In 2012, he graduated with a master's degree from Kharkiv National Agrarian University.

== Career ==
Worked as deputy Director of the Motor Plus ltd. in Lugansk. In 2003—2005 was the head of organizational Department and deputy chairman of Lugansk regional branch of the Party of Regions. In 2005—2007 was the assistant to the people's Deputy of Ukraine in the Verkhovna Rada.

In 2007—2008 he was first Deputy Director General of the Center of the state land cadastre at the State Committee of Ukraine on land resources.

Since 2008 to 2010 worked as adviser to the Secretary of the national security and defense Council of Ukraine Raisa Bogatyrova.

In 2010 spearheaded The main Department of control over the improvement of Kiev, and then was appointed as deputy general Director — manager of technical programs in Center of the state land cadastre.

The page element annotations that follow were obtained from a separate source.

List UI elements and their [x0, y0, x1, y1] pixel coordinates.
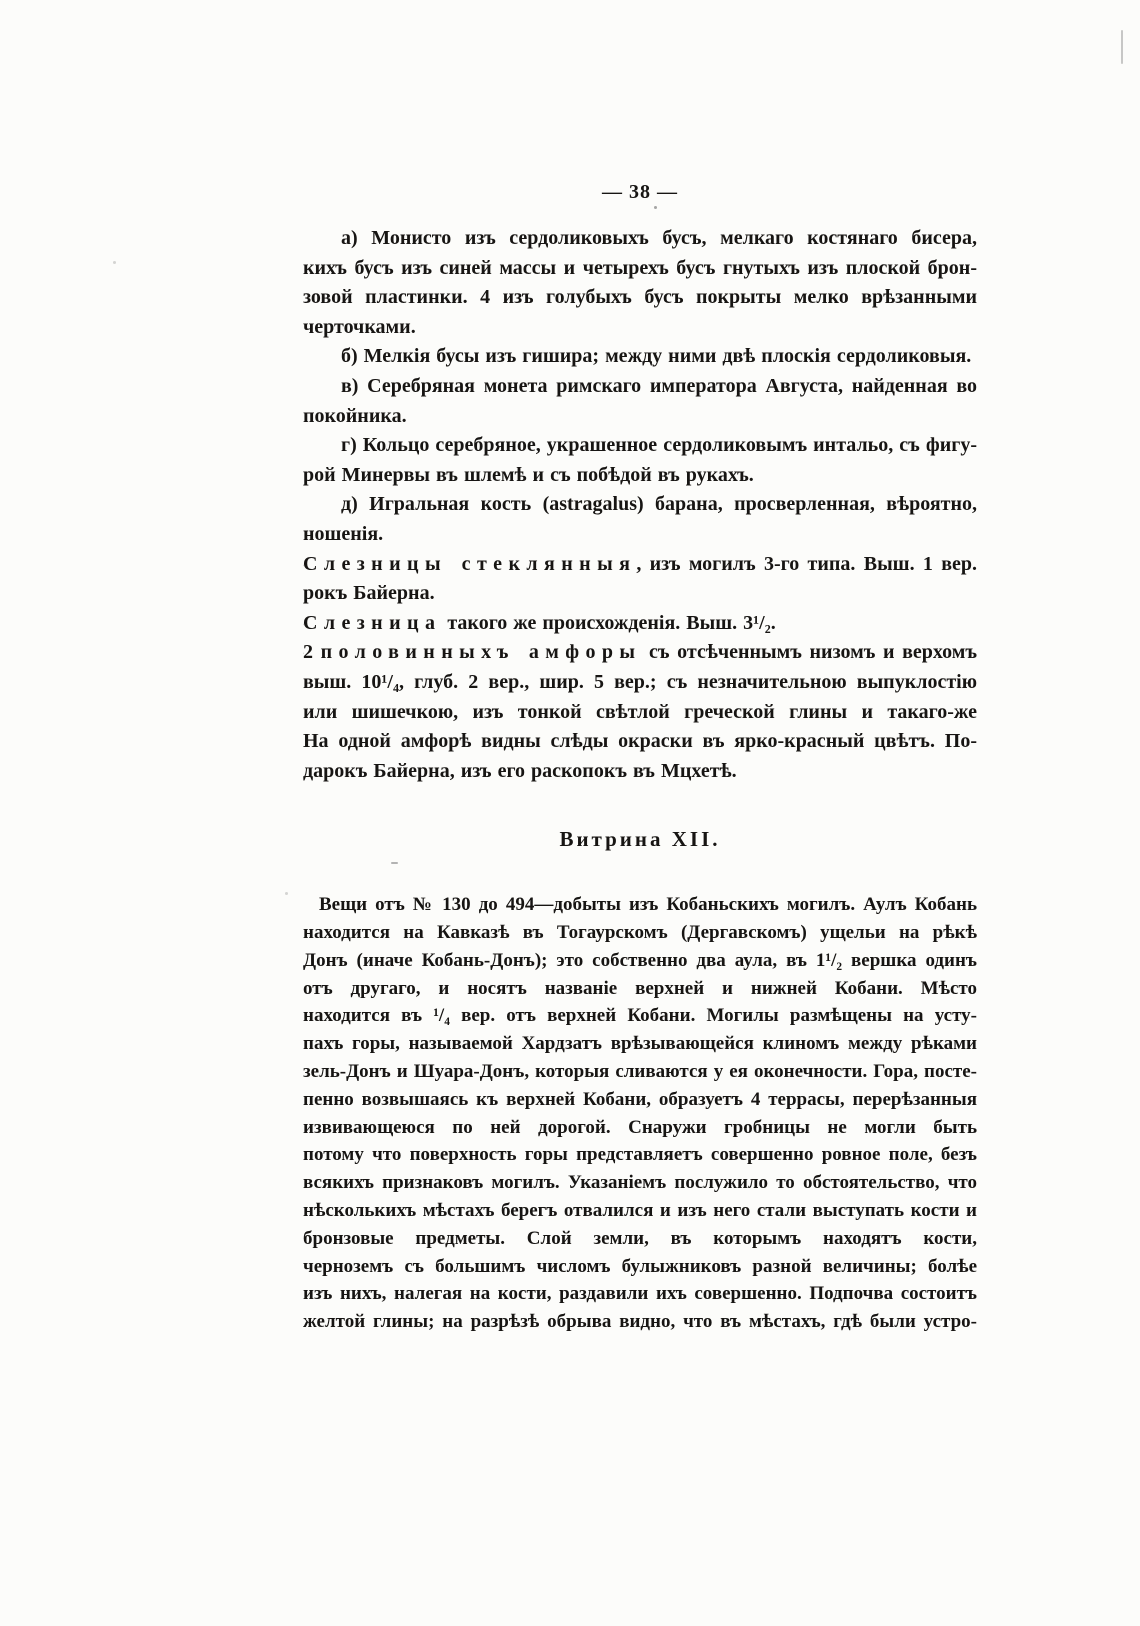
text-segment: зовой пластинки. 4 изъ голубыхъ бусъ пок… — [303, 286, 977, 308]
text-line: ношенія. — [303, 520, 977, 550]
text-line: пенно возвышаясь къ верхней Кобани, обра… — [303, 1086, 977, 1114]
text-segment: ношенія. — [303, 523, 383, 545]
text-line: б) Мелкія бусы изъ гишира; между ними дв… — [303, 342, 977, 372]
scan-artifact-vertical-mark — [1121, 30, 1123, 64]
text-segment: потому что поверхность горы представляет… — [303, 1144, 977, 1165]
text-line: 128—Слезница такого же происхожденія. Вы… — [303, 609, 977, 639]
text-line: желтой глины; на разрѣзѣ обрыва видно, ч… — [303, 1308, 977, 1336]
text-segment: д) Игральная кость (astragalus) барана, … — [303, 493, 977, 520]
text-segment: всякихъ признаковъ могилъ. Указаніемъ по… — [303, 1172, 977, 1197]
text-segment: находится на Кавказѣ въ Тогаурскомъ (Дер… — [303, 922, 977, 947]
letterspaced-text: Слезница — [303, 612, 441, 634]
text-segment: в) Серебряная монета римскаго императора… — [303, 375, 977, 402]
catalog-entry: 129—2 половинныхъ амфоры съ отсѣченнымъ … — [303, 638, 977, 786]
text-line: 126-127—Слезницы стеклянныя, изъ могилъ … — [303, 550, 977, 580]
text-segment: покойника. — [303, 405, 407, 427]
text-segment: черноземъ съ большимъ числомъ булыжников… — [303, 1256, 977, 1281]
text-line: кихъ бусъ изъ синей массы и четырехъ бус… — [303, 254, 977, 284]
text-segment: Вещи отъ № 130 до 494—добыты изъ Кобаньс… — [319, 894, 977, 915]
text-segment: Донъ (иначе Кобань-Донъ); это собственно… — [303, 950, 977, 971]
text-line: пахъ горы, называемой Хардзатъ врѣзывающ… — [303, 1030, 977, 1058]
letterspaced-text: половинныхъ амфоры — [321, 641, 642, 663]
text-segment: такого же происхожденія. Выш. 3¹/₂. — [441, 612, 775, 634]
text-line: На одной амфорѣ видны слѣды окраски въ я… — [303, 727, 977, 757]
text-segment: г) Кольцо серебряное, украшенное сердоли… — [341, 434, 977, 456]
text-segment: рокъ Байерна. — [303, 582, 435, 604]
paragraph: б) Мелкія бусы изъ гишира; между ними дв… — [303, 342, 977, 372]
text-line: г) Кольцо серебряное, украшенное сердоли… — [303, 431, 977, 461]
text-segment: находится въ ¹/₄ вер. отъ верхней Кобани… — [303, 1005, 977, 1026]
paragraph: в) Серебряная монета римскаго императора… — [303, 372, 977, 431]
text-line: д) Игральная кость (astragalus) барана, … — [303, 490, 977, 520]
paragraph: г) Кольцо серебряное, украшенное сердоли… — [303, 431, 977, 490]
catalog-entry: 128—Слезница такого же происхожденія. Вы… — [303, 609, 977, 639]
text-line: в) Серебряная монета римскаго императора… — [303, 372, 977, 402]
text-segment: кихъ бусъ изъ синей массы и четырехъ бус… — [303, 257, 977, 279]
text-line: выш. 10¹/₄, глуб. 2 вер., шир. 5 вер.; с… — [303, 668, 977, 698]
paragraph: а) Монисто изъ сердоликовыхъ бусъ, мелка… — [303, 224, 977, 342]
text-segment: 2 — [303, 641, 321, 663]
text-line: изъ нихъ, налегая на кости, раздавили их… — [303, 1280, 977, 1308]
text-line: рой Минервы въ шлемѣ и съ побѣдой въ рук… — [303, 461, 977, 491]
text-line: черточками. — [303, 313, 977, 343]
text-line: зовой пластинки. 4 изъ голубыхъ бусъ пок… — [303, 283, 977, 313]
text-line: или шишечкою, изъ тонкой свѣтлой греческ… — [303, 698, 977, 728]
text-line: черноземъ съ большимъ числомъ булыжников… — [303, 1253, 977, 1281]
scan-artifact-dot — [285, 892, 288, 895]
text-line: 129—2 половинныхъ амфоры съ отсѣченнымъ … — [303, 638, 977, 668]
scan-artifact-dash — [391, 862, 398, 864]
text-segment: отъ другаго, и носятъ названіе верхней и… — [303, 978, 977, 1003]
text-line: потому что поверхность горы представляет… — [303, 1141, 977, 1169]
text-line: покойника. — [303, 402, 977, 432]
paragraph: Вещи отъ № 130 до 494—добыты изъ Кобаньс… — [303, 891, 977, 1336]
text-line: рокъ Байерна. — [303, 579, 977, 609]
text-column: а) Монисто изъ сердоликовыхъ бусъ, мелка… — [303, 224, 977, 1336]
text-segment: или шишечкою, изъ тонкой свѣтлой греческ… — [303, 701, 977, 728]
page-number: — 38 — — [303, 181, 977, 204]
text-segment: а) Монисто изъ сердоликовыхъ бусъ, мелка… — [303, 227, 977, 254]
text-segment: желтой глины; на разрѣзѣ обрыва видно, ч… — [303, 1311, 977, 1332]
text-line: находится на Кавказѣ въ Тогаурскомъ (Дер… — [303, 919, 977, 947]
text-line: дарокъ Байерна, изъ его раскопокъ въ Мцх… — [303, 757, 977, 787]
text-segment: нѣсколькихъ мѣстахъ берегъ отвалился и и… — [303, 1200, 977, 1221]
text-segment: пенно возвышаясь къ верхней Кобани, обра… — [303, 1089, 977, 1110]
text-line: находится въ ¹/₄ вер. отъ верхней Кобани… — [303, 1002, 977, 1030]
text-segment: рой Минервы въ шлемѣ и съ побѣдой въ рук… — [303, 464, 754, 486]
text-segment: изъ нихъ, налегая на кости, раздавили их… — [303, 1283, 977, 1308]
text-segment: На одной амфорѣ видны слѣды окраски въ я… — [303, 730, 977, 752]
catalog-entry: 126-127—Слезницы стеклянныя, изъ могилъ … — [303, 550, 977, 609]
text-line: зель-Донъ и Шуара-Донъ, которыя сливаютс… — [303, 1058, 977, 1086]
section-heading: Витрина XII. — [303, 823, 977, 855]
text-line: бронзовые предметы. Слой земли, въ котор… — [303, 1225, 977, 1253]
text-segment: черточками. — [303, 316, 416, 338]
text-segment: б) Мелкія бусы изъ гишира; между ними дв… — [341, 345, 971, 367]
text-segment: извивающеюся по ней дорогой. Снаружи гро… — [303, 1117, 977, 1142]
text-segment: бронзовые предметы. Слой земли, въ котор… — [303, 1228, 977, 1253]
scanned-page: — 38 — а) Монисто изъ сердоликовыхъ бусъ… — [0, 0, 1140, 1626]
text-segment: пахъ горы, называемой Хардзатъ врѣзывающ… — [303, 1033, 977, 1058]
text-segment: дарокъ Байерна, изъ его раскопокъ въ Мцх… — [303, 760, 737, 782]
text-line: отъ другаго, и носятъ названіе верхней и… — [303, 975, 977, 1003]
text-line: нѣсколькихъ мѣстахъ берегъ отвалился и и… — [303, 1197, 977, 1225]
scan-artifact-dot — [113, 261, 116, 264]
text-line: извивающеюся по ней дорогой. Снаружи гро… — [303, 1114, 977, 1142]
text-segment: зель-Донъ и Шуара-Донъ, которыя сливаютс… — [303, 1061, 977, 1082]
text-segment: выш. 10¹/₄, глуб. 2 вер., шир. 5 вер.; с… — [303, 671, 977, 693]
text-line: а) Монисто изъ сердоликовыхъ бусъ, мелка… — [303, 224, 977, 254]
paragraph: д) Игральная кость (astragalus) барана, … — [303, 490, 977, 549]
scan-artifact-dot — [654, 206, 657, 209]
text-line: Донъ (иначе Кобань-Донъ); это собственно… — [303, 947, 977, 975]
text-line: Вещи отъ № 130 до 494—добыты изъ Кобаньс… — [303, 891, 977, 919]
letterspaced-text: Слезницы стеклянныя — [303, 553, 636, 575]
text-line: всякихъ признаковъ могилъ. Указаніемъ по… — [303, 1169, 977, 1197]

Since June 2011 to March 2014 was the chairman of State Agency of land resources of Ukraine. Among the main achievements of the Agency at the period of Serhiy Tymchenko's management the experts mark to opening of State land cadastre of Ukraine at 1 January 2013.

Tymchenko also held a number of positions in sports organizations:
- 2006—2012 — Chairman of the Board of Trustees of the Boxing Federation of Lviv region of Ukraine;
- 2012—2017 — Chairman of the Board of Trustees of MMA Russia;
- 2008—2015 — President and founder of the Combat club Power of Siberia Woodang in China (TIM CHEN CO).

Lives in USA since 2017. Founded the International Institute of Strategic Land Reforms in Princeton, New Jersey.

== Awards ==
- 2012 — Order of Merit, 3rd class.
- 2013 — Medal of the Cabinet of Ministers of Ukraine.
- 2014 — Award of the Union of MMA by Fedor Emelianenko.